Unfortunately, the scammers will benefit from the popularity of staking to hit better.

Moreover, the condition imposed by Ethereum to become a standalone validator complicates things for investors. They are asked to stake 32 ETH before contributing, which is over $50,000. To be able to participate, they must form a staking pool and subsequently get rid of control of their ETH.

However, in the eyes of ill-intentioned people, this represents an opportunity.

Mr. Bassi warned:

Staking is a fairly new concept for most of the crypto community and unless you have 32 ETH lying around, you are going to have to join one of the staking pools to earn a return from your ETH. »

This risk [de rug pull] exists today with DeFi platforms/pools and tokens, but the Fusion will give scammers a new character universe to work with. “, he argued.

Scammers using Vitalik Buterin’s fake Twitter accounts

Ethereum icon Vitalik Butterin recently made a revelation that there are thousands of fake accounts linked to his name on Instagram. But how come he doesn’t know about the fake Twitter accounts bearing his name?

A few days ago, JoelDerPro highlighted a questionable publication from these scammers on the blue bird social network.
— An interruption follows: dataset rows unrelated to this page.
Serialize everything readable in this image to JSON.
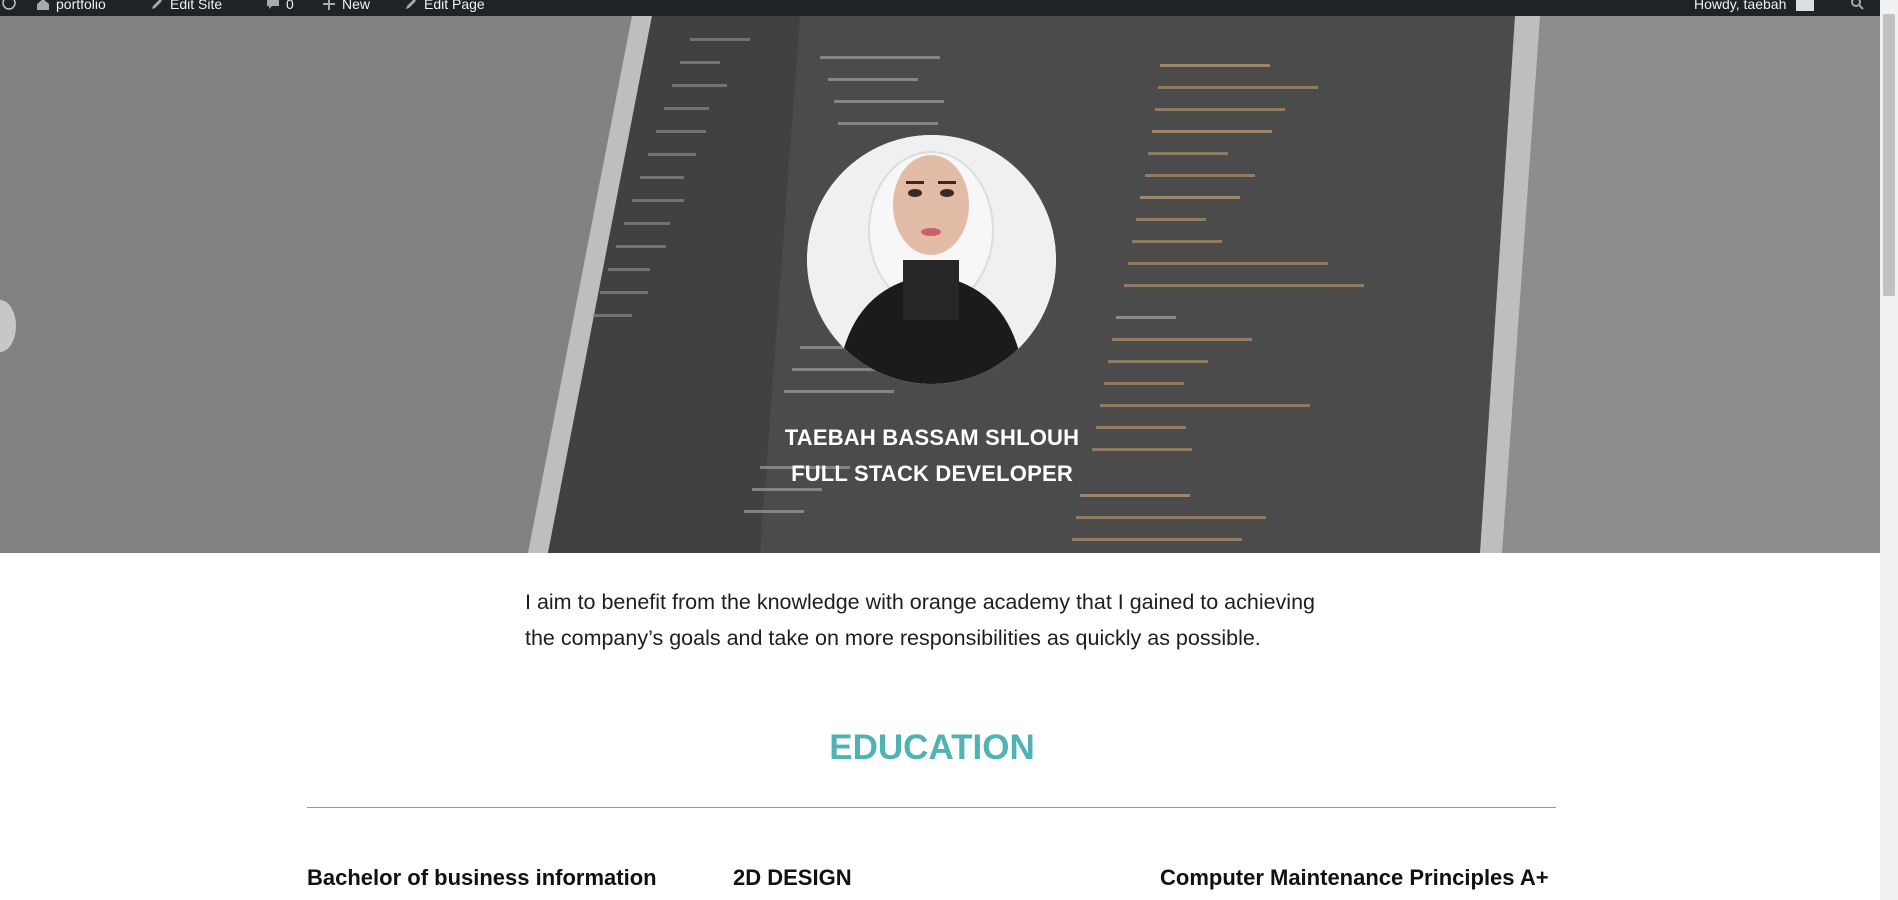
{
  "admin_bar": {
    "items": [
      {
        "label": "portfolio",
        "icon": "home-icon"
      },
      {
        "label": "Edit Site",
        "icon": "pencil-icon"
      },
      {
        "label": "0",
        "icon": "comment-icon"
      },
      {
        "label": "New",
        "icon": "plus-icon"
      },
      {
        "label": "Edit Page",
        "icon": "pencil-icon"
      }
    ],
    "greeting": "Howdy, taebah"
  },
  "hero": {
    "name": "TAEBAH BASSAM SHLOUH",
    "role": "FULL STACK DEVELOPER"
  },
  "objective": "I aim to benefit from the knowledge with orange academy that I gained to achieving the company’s goals and take on more responsibilities as quickly as possible.",
  "education": {
    "heading": "EDUCATION",
    "items": [
      {
        "title": "Bachelor of business information"
      },
      {
        "title": "2D DESIGN"
      },
      {
        "title": "Computer Maintenance Principles A+"
      }
    ]
  },
  "colors": {
    "accent": "#4fb3b4",
    "admin_bar": "#1d2327"
  }
}
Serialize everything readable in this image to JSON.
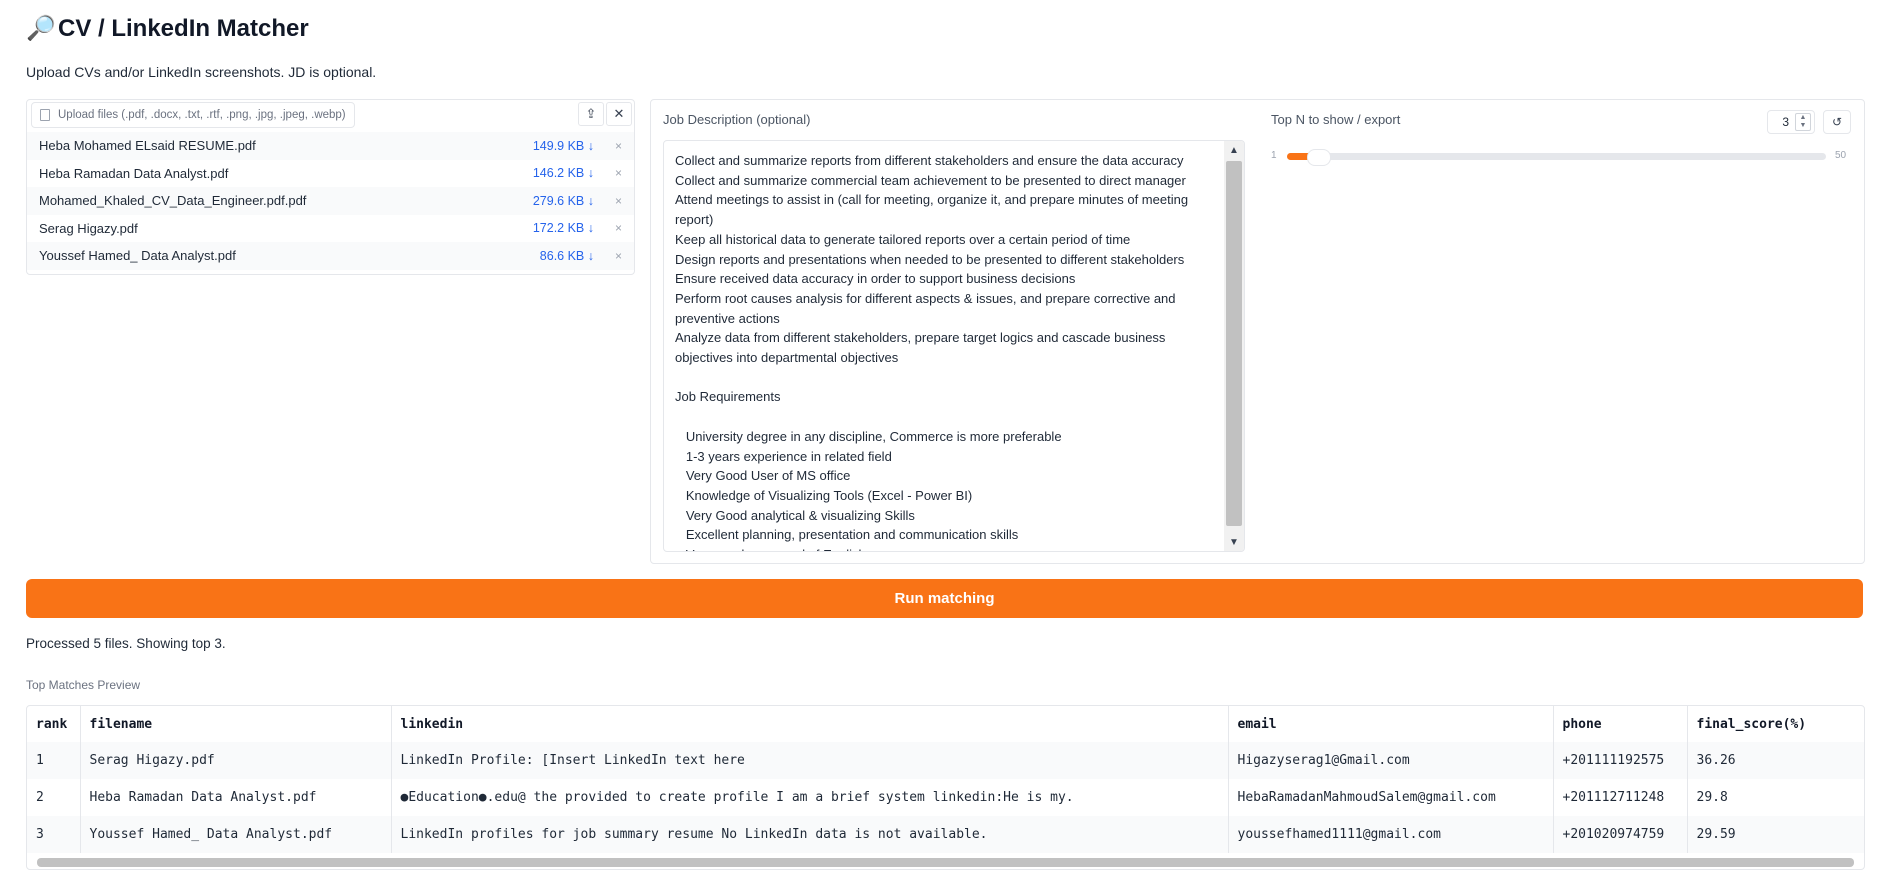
{
  "app": {
    "title_icon": "magnifier-icon",
    "title": "CV / LinkedIn Matcher",
    "subtitle": "Upload CVs and/or LinkedIn screenshots. JD is optional."
  },
  "upload": {
    "label": "Upload files (.pdf, .docx, .txt, .rtf, .png, .jpg, .jpeg, .webp)",
    "files": [
      {
        "name": "Heba Mohamed ELsaid RESUME.pdf",
        "size": "149.9 KB ↓"
      },
      {
        "name": "Heba Ramadan Data Analyst.pdf",
        "size": "146.2 KB ↓"
      },
      {
        "name": "Mohamed_Khaled_CV_Data_Engineer.pdf.pdf",
        "size": "279.6 KB ↓"
      },
      {
        "name": "Serag Higazy.pdf",
        "size": "172.2 KB ↓"
      },
      {
        "name": "Youssef Hamed_ Data Analyst.pdf",
        "size": "86.6 KB ↓"
      }
    ],
    "remove_glyph": "×"
  },
  "jd": {
    "label": "Job Description (optional)",
    "text": "Collect and summarize reports from different stakeholders and ensure the data accuracy\nCollect and summarize commercial team achievement to be presented to direct manager\nAttend meetings to assist in (call for meeting, organize it, and prepare minutes of meeting report)\nKeep all historical data to generate tailored reports over a certain period of time\nDesign reports and presentations when needed to be presented to different stakeholders\nEnsure received data accuracy in order to support business decisions\nPerform root causes analysis for different aspects & issues, and prepare corrective and preventive actions\nAnalyze data from different stakeholders, prepare target logics and cascade business objectives into departmental objectives\n\nJob Requirements\n\n   University degree in any discipline, Commerce is more preferable\n   1-3 years experience in related field\n   Very Good User of MS office\n   Knowledge of Visualizing Tools (Excel - Power BI)\n   Very Good analytical & visualizing Skills\n   Excellent planning, presentation and communication skills\n   Very good command of English"
  },
  "topn": {
    "label": "Top N to show / export",
    "value": "3",
    "min": "1",
    "max": "50",
    "fraction": 0.04
  },
  "run_button": "Run matching",
  "status": "Processed 5 files. Showing top 3.",
  "preview": {
    "label": "Top Matches Preview",
    "columns": [
      "rank",
      "filename",
      "linkedin",
      "email",
      "phone",
      "final_score(%)"
    ],
    "rows": [
      [
        "1",
        "Serag Higazy.pdf",
        "LinkedIn Profile: [Insert LinkedIn text here",
        "Higazyserag1@Gmail.com",
        "+201111192575",
        "36.26"
      ],
      [
        "2",
        "Heba Ramadan Data Analyst.pdf",
        "●Education●.edu@ the provided to create profile I am a brief system linkedin:He is my.",
        "HebaRamadanMahmoudSalem@gmail.com",
        "+201112711248",
        "29.8"
      ],
      [
        "3",
        "Youssef Hamed_ Data Analyst.pdf",
        "LinkedIn profiles for job summary resume No LinkedIn data is not available.",
        "youssefhamed1111@gmail.com",
        "+201020974759",
        "29.59"
      ]
    ]
  },
  "colors": {
    "accent": "#f97316",
    "link": "#2563eb"
  }
}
This time in English: Don’t fall for this fake Vitalik scam. Unfortunately, it’s even verified on Twitter! »

You saw vitalik.eth – @AliMGedi and no vitalik.eth – @VitalikButerin. Nuance! One is unverified, and the other really belongs to Ethereum’s co-founder, points out Techaint.

PeckShieldAlert also reported similar campaigns, just before the Merge:

The Ethereum merger is expected to take place within 4 hours. Beware of ongoing scam campaigns capitalizing on Fusion. PeckShiel detected a batch of phishing sites targeting Fusion. »

In addition, Vitalik Buterin is not one to offer gifts to his followers. Nevertheless, this man has his heart on his sleeve and does not skimp on the SHIBs in his possession. Didn’t he donate part of his assets to fight against Covid-19 in India in 2021?

In short, the Merge was a success. And that is a fact. But scammers will not lack ideas to take advantage of this event. Experienced traders might not be vulnerable to such attacks. The novices, on the contrary, remain defenseless. So, vigilance and beware of give! And beware of giveaway to 100,000 ETH!